Chiusa la campagna del pomodoro con valori produttivi record, Confagricoltura Emilia Romagna traccia la linea da seguire per il prossimo anno.
L’Emilia Romagna è la regione leader in Italia per superficie coltivata, all’incirca 27mila ettari così suddivisi tra le province: Piacenza 10.600, Ferrara 6.700, Parma 4.500, Ravenna 2.500, Reggio Emilia 1.100, Modena 960, Bologna 370, Forlì-Cesena 70 e Rimini 40 ; è al primo posto anche per export di derivati dell’oro rosso (passata, polpa e salsa di pomodoro in primis). Il Belpaese si conferma al vertice della classifica dei produttori ed esportatori mondiali di trasformati: va sui mercati esteri il 60% delle conserve “made in Italy”. Cruciale è l’impatto dell’intero comparto e del suo indotto sul Pil e sulla creazione di posti di lavoro.
“Ci sono però segnali preoccupanti che ci costringono a serrare le fila, a lavorare uniti fin da ora per la campagna 2022. Punto primo: i costi di produzione sono lievitati con rincari del 30%, e anche di più, ed è solo l’inizio di una corsa dei prezzi che si profila inarrestabile per voci di spesa di primaria importanza: energia elettrica, gasolio, mezzi tecnici e sementi. Si tratta di un incremento di circa 1 euro al quintale nella campagna appena conclusa – riassume il presidente dei produttori di pomodoro da industria di Confagricoltura Emilia Romagna, Giovanni Lambertini, a margine della sezione di prodotto riunitasi alla presenza dei consiglieri di Confagricoltura che siedono nel Cda delle principali Organizzazioni di produttori e dell’Interprofessione Oi Nord Italia – Perciò dobbiamo fare fronte comune, produttori e industriali, per concordare insieme una strategia da far valere sui mercati in relazione alla vendita nella Gdo. L’aumento dei costi inciderà sui bilanci aziendali di quest’anno e ancora di più su quelli del 2022, quindi se ne dovrà tenere conto”.
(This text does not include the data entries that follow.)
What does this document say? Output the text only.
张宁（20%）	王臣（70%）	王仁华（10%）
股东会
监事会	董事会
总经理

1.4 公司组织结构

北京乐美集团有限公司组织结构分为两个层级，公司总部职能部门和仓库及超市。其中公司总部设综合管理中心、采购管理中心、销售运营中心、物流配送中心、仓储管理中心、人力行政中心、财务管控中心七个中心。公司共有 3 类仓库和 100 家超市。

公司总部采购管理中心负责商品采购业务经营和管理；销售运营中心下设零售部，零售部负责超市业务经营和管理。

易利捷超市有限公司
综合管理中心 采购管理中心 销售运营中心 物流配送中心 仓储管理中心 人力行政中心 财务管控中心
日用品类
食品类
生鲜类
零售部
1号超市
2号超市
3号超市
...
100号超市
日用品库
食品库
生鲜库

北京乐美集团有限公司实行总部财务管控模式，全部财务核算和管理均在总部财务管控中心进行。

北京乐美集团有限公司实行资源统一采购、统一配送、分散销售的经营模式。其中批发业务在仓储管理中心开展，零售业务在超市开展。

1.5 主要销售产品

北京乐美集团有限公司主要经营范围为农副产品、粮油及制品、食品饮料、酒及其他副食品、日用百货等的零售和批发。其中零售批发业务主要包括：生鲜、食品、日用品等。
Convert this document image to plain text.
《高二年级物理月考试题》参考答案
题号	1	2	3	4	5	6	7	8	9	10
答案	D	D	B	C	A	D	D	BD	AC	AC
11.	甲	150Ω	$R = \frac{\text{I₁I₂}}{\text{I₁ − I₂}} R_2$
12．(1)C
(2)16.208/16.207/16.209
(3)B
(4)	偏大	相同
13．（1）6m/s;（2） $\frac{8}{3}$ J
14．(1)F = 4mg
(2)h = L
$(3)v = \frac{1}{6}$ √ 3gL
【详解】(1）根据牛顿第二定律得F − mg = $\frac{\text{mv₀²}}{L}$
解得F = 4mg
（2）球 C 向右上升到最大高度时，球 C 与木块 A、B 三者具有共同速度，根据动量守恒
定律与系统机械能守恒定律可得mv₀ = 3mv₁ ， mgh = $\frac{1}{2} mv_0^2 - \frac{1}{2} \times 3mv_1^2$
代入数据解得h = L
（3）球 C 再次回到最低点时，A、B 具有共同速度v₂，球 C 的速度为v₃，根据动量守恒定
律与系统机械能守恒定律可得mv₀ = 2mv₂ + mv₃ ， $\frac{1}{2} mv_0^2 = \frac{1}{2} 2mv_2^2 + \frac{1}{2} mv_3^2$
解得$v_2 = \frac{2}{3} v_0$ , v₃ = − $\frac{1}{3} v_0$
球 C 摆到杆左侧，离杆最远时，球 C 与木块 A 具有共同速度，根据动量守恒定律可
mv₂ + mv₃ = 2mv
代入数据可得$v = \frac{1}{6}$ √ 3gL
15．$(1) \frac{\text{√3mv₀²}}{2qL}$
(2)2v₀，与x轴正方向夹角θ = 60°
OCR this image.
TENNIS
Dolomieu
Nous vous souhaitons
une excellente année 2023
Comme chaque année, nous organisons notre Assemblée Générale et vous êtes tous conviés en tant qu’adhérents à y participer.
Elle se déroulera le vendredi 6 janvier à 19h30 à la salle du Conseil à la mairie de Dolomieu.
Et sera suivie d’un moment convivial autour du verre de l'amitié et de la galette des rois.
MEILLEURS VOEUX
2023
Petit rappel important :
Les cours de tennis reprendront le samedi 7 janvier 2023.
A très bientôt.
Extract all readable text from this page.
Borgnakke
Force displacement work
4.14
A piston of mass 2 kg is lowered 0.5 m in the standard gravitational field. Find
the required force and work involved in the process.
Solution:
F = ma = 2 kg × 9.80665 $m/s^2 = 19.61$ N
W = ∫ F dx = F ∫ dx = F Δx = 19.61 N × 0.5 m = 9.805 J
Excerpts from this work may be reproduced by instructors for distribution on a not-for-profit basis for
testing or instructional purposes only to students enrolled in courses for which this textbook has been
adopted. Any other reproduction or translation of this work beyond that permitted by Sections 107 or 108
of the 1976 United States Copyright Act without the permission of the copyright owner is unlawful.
Lambertini sottolinea l’aspetto più rilevante: “Abbiamo lavorato intensamente tutta l’estate, per concludere la più lunga campagna di raccolta della storia (75 giorni circa). Risultato: ottima la resa produttiva (in media 80 tonnellate a ettaro), così pure la qualità (4,9 di grado brix con un eccellente risultato in colore); più che soddisfacente anche la performance quanti-qualitativa del biologico che rappresenta il 10% della produzione totale. Nemmeno la grave siccità ha piegato il raccolto, perché abbiamo irrigato tanto e bene con le migliori tecniche a disposizione. Il pomodoro consegnato, sano e integro, ha determinato una resa in fase di trasformazione superiore ad ogni aspettativa (+ 10% rispetto all’anno scorso), soddisfacendo così le esigenze dell’industria”.
In sintesi, la filiera ha saputo gestire al meglio tutte le fasi della campagna.
“Ma c’è un secondo punto sul quale non possiamo soprassedere nella trattativa per l’accordo quadro 2022 d’area Nord Italia, tra la parte agricola e quella industriale. Non tutto il pomodoro in campo, infatti, è stato raccolto perché eccessivo rispetto al potenziale di trasformazione del bacino. Pertanto dobbiamo insieme definire meglio le superfici da investire, valutando una eventuale riduzione”.